We’ve always known that the pace of law and policymaking can never catch up with the pace of technology.
But with AI, this gap is only widening, at an accelerating rate. How do we shape something we don’t fully understand, which we know is still rapidly changing, and is already profoundly shaping society and our future? How — assuming we should and could — do we legislate for a future that’s still being written in real time?
Many will say regulation risks stifling innovation, or that AI is “just a tool” and we risk overreacting. But tools, especially powerful ones, always need rules. The point isn’t to slow progress. It’s to make sure it doesn’t trample people on the way forward.
As a new Congress settles in, here are some rules that I think policymakers should study and consider.
First: Make Accountability Real
AI isn’t just writing essays and making memes. It’s making real, life-changing decisions. Who gets a loan? Who’s flagged for fraud? Who’s prioritized for medical care or quietly de-platformed online?

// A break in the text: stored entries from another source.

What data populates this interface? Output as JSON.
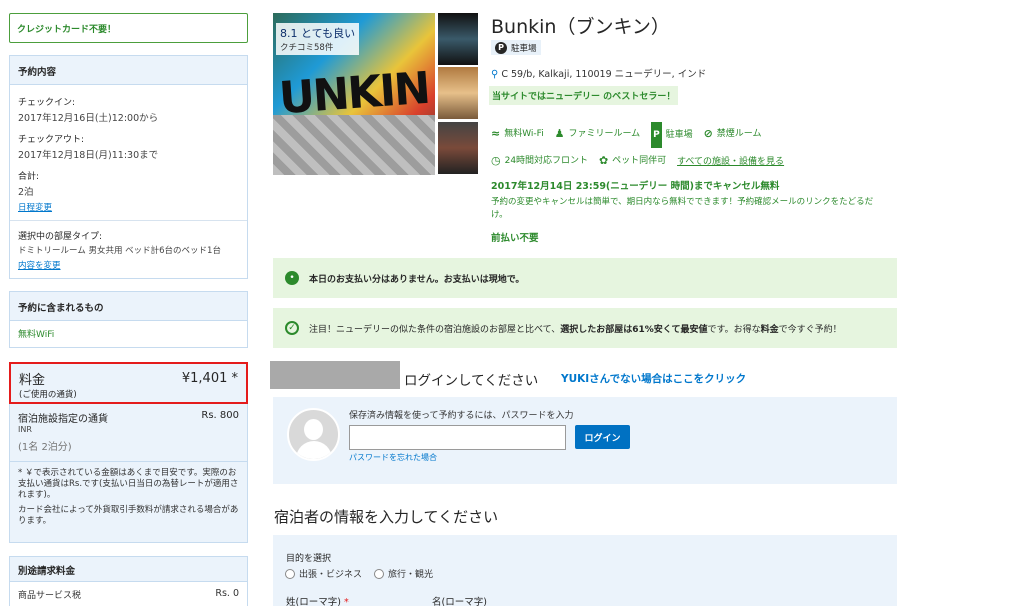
{
  "sidebar": {
    "no_card": "クレジットカード不要！",
    "booking": {
      "title": "予約内容",
      "checkin_label": "チェックイン:",
      "checkin_value": "2017年12月16日(土)12:00から",
      "checkout_label": "チェックアウト:",
      "checkout_value": "2017年12月18日(月)11:30まで",
      "total_label": "合計:",
      "total_value": "2泊",
      "change_dates": "日程変更",
      "room_label": "選択中の部屋タイプ:",
      "room_value": "ドミトリールーム 男女共用 ベッド計6台のベッド1台",
      "change_room": "内容を変更"
    },
    "included": {
      "title": "予約に含まれるもの",
      "wifi": "無料WiFi"
    },
    "price": {
      "label": "料金",
      "sub": "(ご使用の通貨)",
      "value": "¥1,401 *"
    },
    "currency": {
      "label": "宿泊施設指定の通貨",
      "code": "INR",
      "value": "Rs. 800",
      "guests": "(1名 2泊分)",
      "note1": "* ￥で表示されている金額はあくまで目安です。実際のお支払い通貨はRs.です(支払い日当日の為替レートが適用されます)。",
      "note2": "カード会社によって外貨取引手数料が請求される場合があります。"
    },
    "extra": {
      "title": "別途請求料金",
      "service_tax_label": "商品サービス税",
      "service_tax_value": "Rs. 0"
    }
  },
  "hotel": {
    "score": "8.1 とても良い",
    "reviews": "クチコミ58件",
    "name": "Bunkin（ブンキン）",
    "parking_tag": "駐車場",
    "address": "C 59/b, Kalkaji, 110019 ニューデリー, インド",
    "bestseller": "当サイトではニューデリー のベストセラー！",
    "amenities": [
      "無料Wi-Fi",
      "ファミリールーム",
      "駐車場",
      "禁煙ルーム",
      "24時間対応フロント",
      "ペット同伴可"
    ],
    "all_amenities": "すべての施設・設備を見る",
    "cancel_title": "2017年12月14日 23:59(ニューデリー 時間)までキャンセル無料",
    "cancel_desc": "予約の変更やキャンセルは簡単で、期日内なら無料でできます！予約確認メールのリンクをたどるだけ。",
    "prepay": "前払い不要"
  },
  "notices": {
    "pay_today": "本日のお支払い分はありません。お支払いは現地で。",
    "deal_prefix": "注目！ニューデリーの似た条件の宿泊施設のお部屋と比べて、",
    "deal_bold": "選択したお部屋は61%安くて最安値",
    "deal_mid": "です。お得な",
    "deal_bold2": "料金",
    "deal_suffix": "で今すぐ予約！"
  },
  "login": {
    "title": "ログインしてください",
    "not_user": "YUKIさんでない場合はここをクリック",
    "hint": "保存済み情報を使って予約するには、パスワードを入力",
    "button": "ログイン",
    "forgot": "パスワードを忘れた場合"
  },
  "guest_form": {
    "title": "宿泊者の情報を入力してください",
    "purpose_label": "目的を選択",
    "purpose_options": [
      "出張・ビジネス",
      "旅行・観光"
    ],
    "last_name_label": "姓(ローマ字)",
    "first_name_label": "名(ローマ字)",
    "required_mark": "*"
  },
  "colors": {
    "accent_blue": "#0071c2",
    "success_green": "#2c8a2c",
    "highlight_red": "#e41b1b",
    "panel_blue": "#ebf3fb",
    "notice_green": "#e6f5df"
  }
}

And when those decisions go wrong - as they sometimes will - the fallback can’t just be a shrug and a vague: “It’s the algorithm.” That’s not good enough.
What should AI legislation actually do?
· Require auditability – AI providers (tech and social media companies, government, public service providers, and whoever else runs these platforms and services) must be able to explain what their systems are doing, what data they’re using, and how decisions are made.
· Assign responsibility – Whether it’s the developer, deployer, or procurer, someone has to be legally and clearly accountable when harm is done.
· Create redress mechanisms – If an AI system wrongly cuts my utilities, blocks my loan application, flags me as a threat, or spreads falsehoods about me, I should be able to challenge it. “Talk to the chatbot” is not a real appeals process.
· Require explicit consent for use of intellectual property – This ship may have already sailed, but moving forward, the use of copyrighted works to train AI systems should be opt-in, not assumed. Creators (particularly writers, artists, musicians, scientists, researchers, and journalists) deserve the right to decide if and how their work is used, and to be fairly compensated when it is.
· Demand explainability in high-stakes areas – In fields like education, policing, hiring, or credit scoring, black-box algorithms shouldn’t operate without human oversight and clear justifications for their decisions.
In short: In high-stakes decisions, there always has to be a human in the loop. Legislation must make it possible for any aggrieved person to ask “Who decided this?”— and get a straight answer.
Second: Don’t Smother the Goose That Lays the Golden Eggs
At the same time, let’s recognize that overregulating too early risks freezing innovation before we’ve fully explored what’s possible. Worse, it could drive the best ideas and people into less regulated (and less ethical) jurisdictions.
Regulation shouldn’t be about creating burdensome red tape. It should mean clear, fair boundaries — ones that foster trust, level the playing field, and keep innovation from tipping into exploitation. Markets do their best work when people trust the system.
So we need laws that are smart, flexible, and focused on outcomes, not just compliance checklists.
· Regulate uses, not tools – Don’t outlaw language models. Don’t ban access to social media. Regulate what happens when these tools are used to deceive, impersonate, or manipulate.
· Encourage sandboxing – Create safe spaces where startups and researchers can test AI under oversight, without fear of instant legal blowback.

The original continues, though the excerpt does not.